イルカは、憤然としてカカシに詰め寄った。
「そりゃ、カカシさんのお金です! どうしようと自由です。今月分、ぽんっと他人に貸したって、あなたが困りはしないことも、知ってます! でも! あの男、借金したら返さないので有名な札付きじゃないですか! その場でだけペコペコして、かげに隠れて嘲笑ってるんですよ! 貸してくれた人を!」
「そうですねえ。確かに、あいつに貸した金、返ってきたこと、ありませんねえ」
カカシは、柔らかく笑う。
「それが、わかってて! わかってて、なんで!」
「ま、万が一、こどもが重病で、というのが真実だったら大変でしょ。嘘なら、こどもは病気じゃないんだから良いわけですし」
脱力して、イルカは床に座りこんだ。
「俺、いい加減、お人よしだ、ばかだ、と言われてきましたが、初めて、言う側の気持ちを理解しました」
「え、それって、オレがお人よしでばかだって、ことですか?」
「そうですよ。喩えて言うなら、帰りじゃなくて、行きでお地蔵さんに出会って、売りに行くことも忘れて、笠を被せてきちまうような人ですよ。

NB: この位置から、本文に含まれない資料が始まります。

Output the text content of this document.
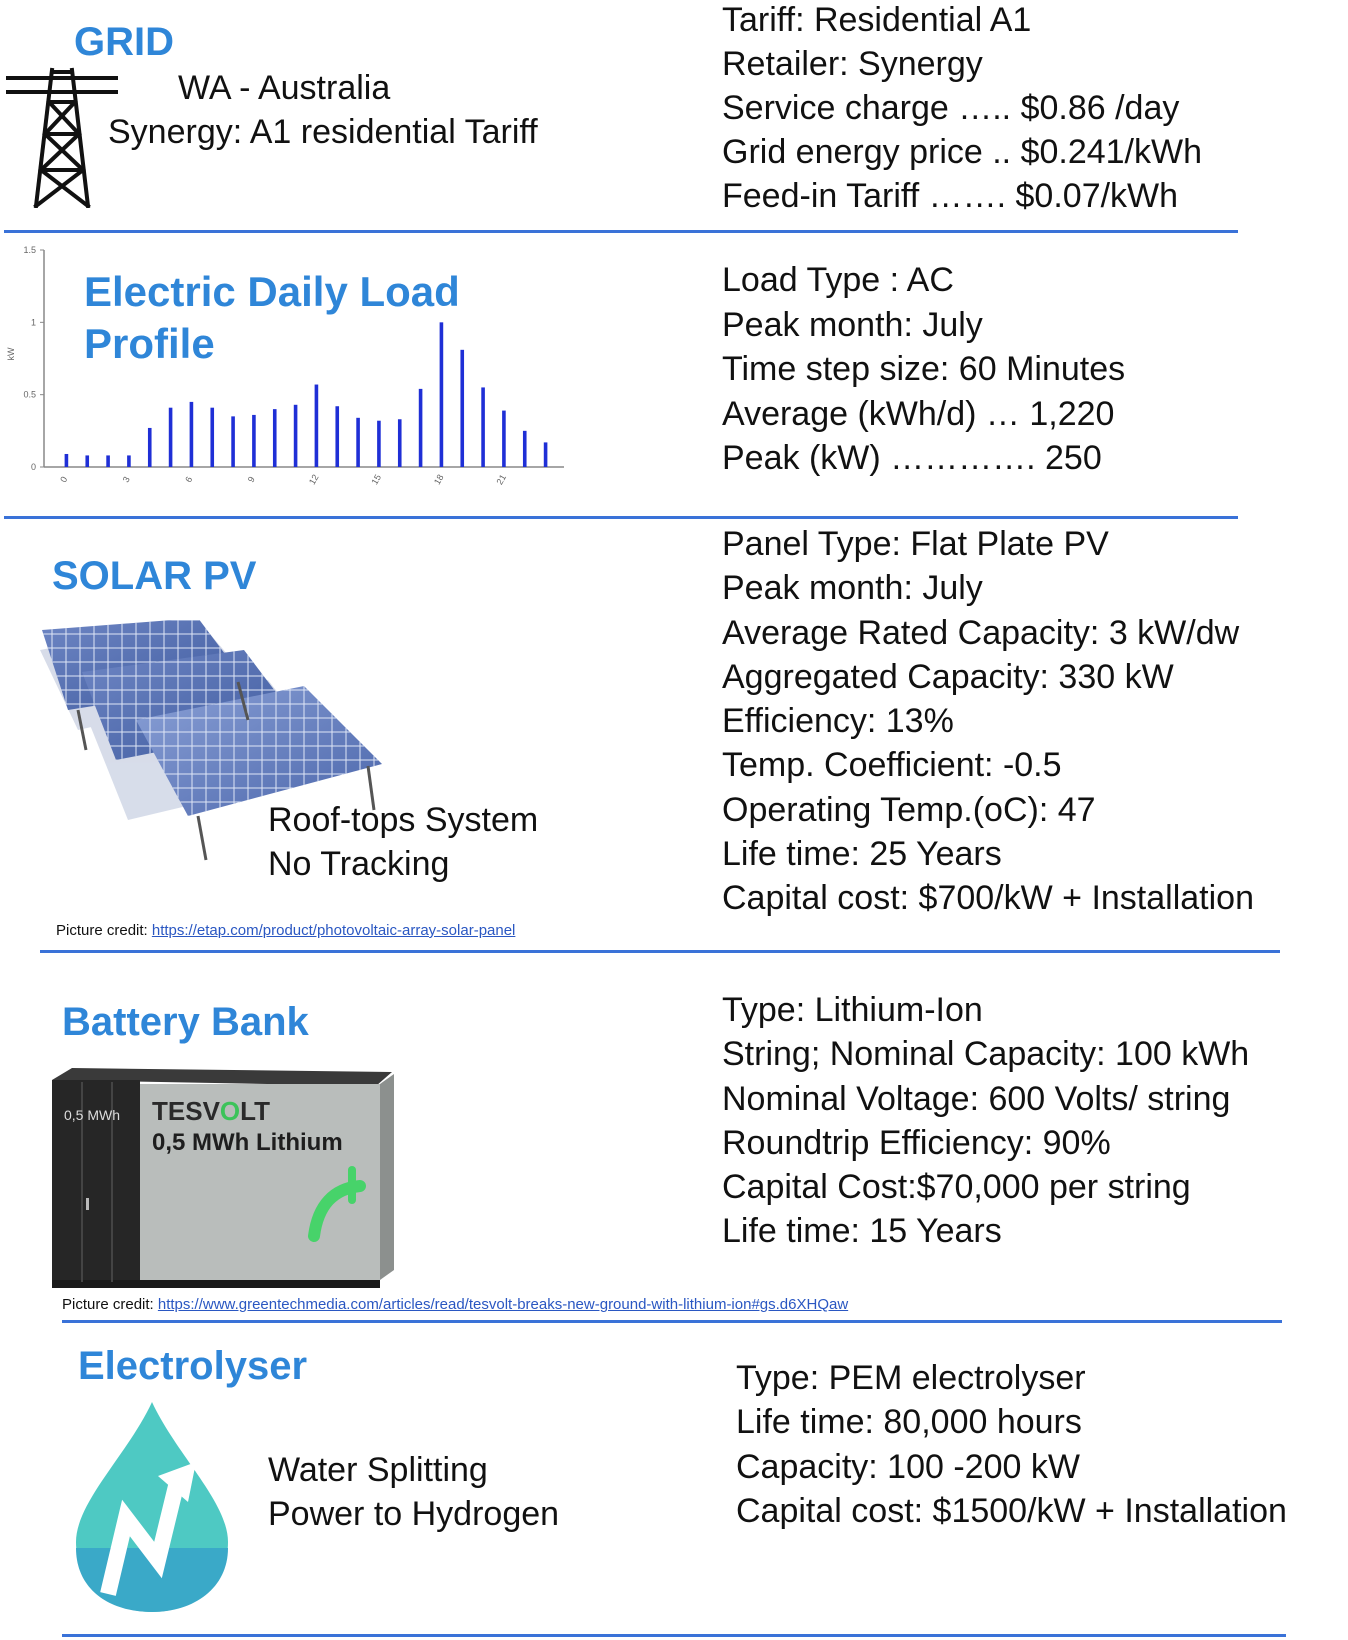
GRID
WA - Australia
Synergy: A1 residential Tariff
Tariff: Residential A1
Retailer: Synergy
Service charge ….. $0.86 /day
Grid energy price .. $0.241/kWh
Feed-in Tariff ……. $0.07/kWh
0
0.5
1
1.5
0	3	6	9	12	15	18	21
kW
Electric Daily Load
Profile
Load Type : AC
Peak month: July
Time step size: 60 Minutes
Average (kWh/d) … 1,220
Peak (kW) …………. 250
SOLAR PV
Roof-tops System
No Tracking
Picture credit: https://etap.com/product/photovoltaic-array-solar-panel
Panel Type: Flat Plate PV
Peak month: July
Average Rated Capacity: 3 kW/dw
Aggregated Capacity: 330 kW
Efficiency: 13%
Temp. Coefficient: -0.5
Operating Temp.(oC): 47
Life time: 25 Years
Capital cost: $700/kW + Installation
Battery Bank
0,5 MWh TESVOLT
0,5 MWh Lithium
Picture credit: https://www.greentechmedia.com/articles/read/tesvolt-breaks-new-ground-with-lithium-ion#gs.d6XHQaw
Type: Lithium-Ion
String; Nominal Capacity: 100 kWh
Nominal Voltage: 600 Volts/ string
Roundtrip Efficiency: 90%
Capital Cost:$70,000 per string
Life time: 15 Years
Electrolyser
Water Splitting
Power to Hydrogen
Type: PEM electrolyser
Life time: 80,000 hours
Capacity: 100 -200 kW
Capital cost: $1500/kW + Installation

あなたは! 俺のお人よし度が1笠地蔵だとしたら、あなたのは17笠地蔵くらいです!」
「なに? そのリアルで微妙な数字」
「つまりですね。帰りなら、ああ、売れなくて、貧乏で困ってるのに被せてくれたんだなあ、と非常にわかりやすいわけです。でも、行きじゃ、売る必要もないんだなあ、じゃ、貰っておいていいか、と親切がわからないじゃないですか! あの男、カカシさんならいいか、って思ってますよ! 良心の呵責も何もなく!」
「ん〜、でも、ほんとに病気なら、オレの方が良心の呵責に苛まれるし。実際、金に困ってるわけじゃないですから」
「……訂正します。あなたの笠地蔵度は236です」
カカシは、イルカと同じ高さに屈みこみ、掬いあげるように、イルカを見る。
「ま、商売が商売ですからね。任務以外なら、オレ、騙すより騙されるほうが、いいです。そうでないと、オレみたいの、生きてて申し訳ない、というか。それにね、ま、なんてのかな。そういう、ばかなとこが、オレを戦場でも生かしてきたような気がしますし」
それは、そうだ。イルカは納得する。
苛烈な生業であるから。甘さがなければ生きていけない。
ほんの少しでも、綺麗な夢を持っていないと、心を保てない。
「でも、やっぱり、俺、腹が立ちます。カカシさんが、そんなにして得た報酬を、あの男が、裏で舌を出して、馬鹿にして、けろっと使っちまうかと思うと! 地蔵や鶴、亀はともかく、あんな奴に、情けをかけなくても!」
さらに優しく笑って、カカシはイルカを両腕の中に閉じこめる。
その中でもがきながら、イルカは言い募る。
「俺が、なるべく罠にかかった鶴は助けますから、カカシさんは、なるべく他人に金を貸さないでください。あ、でも、罠にかかったのを助けたら、猟師さんが困るか。う―ん」
「まったく、イルカ先生てひとは」
触れるだけのキスをして。
「あなたが言うところの笠地蔵度が高いオレを、あなたは拾ったんですから。あなたの笠地蔵度は、オレを超えてますよ」
と、カカシは言った。
カカシというひと。
イルカというひと。
似ているのは、自分より相手が素晴らしいひとで、相手より自分のほうが相手をずっと好きだ、と互いに思いこんでいる所。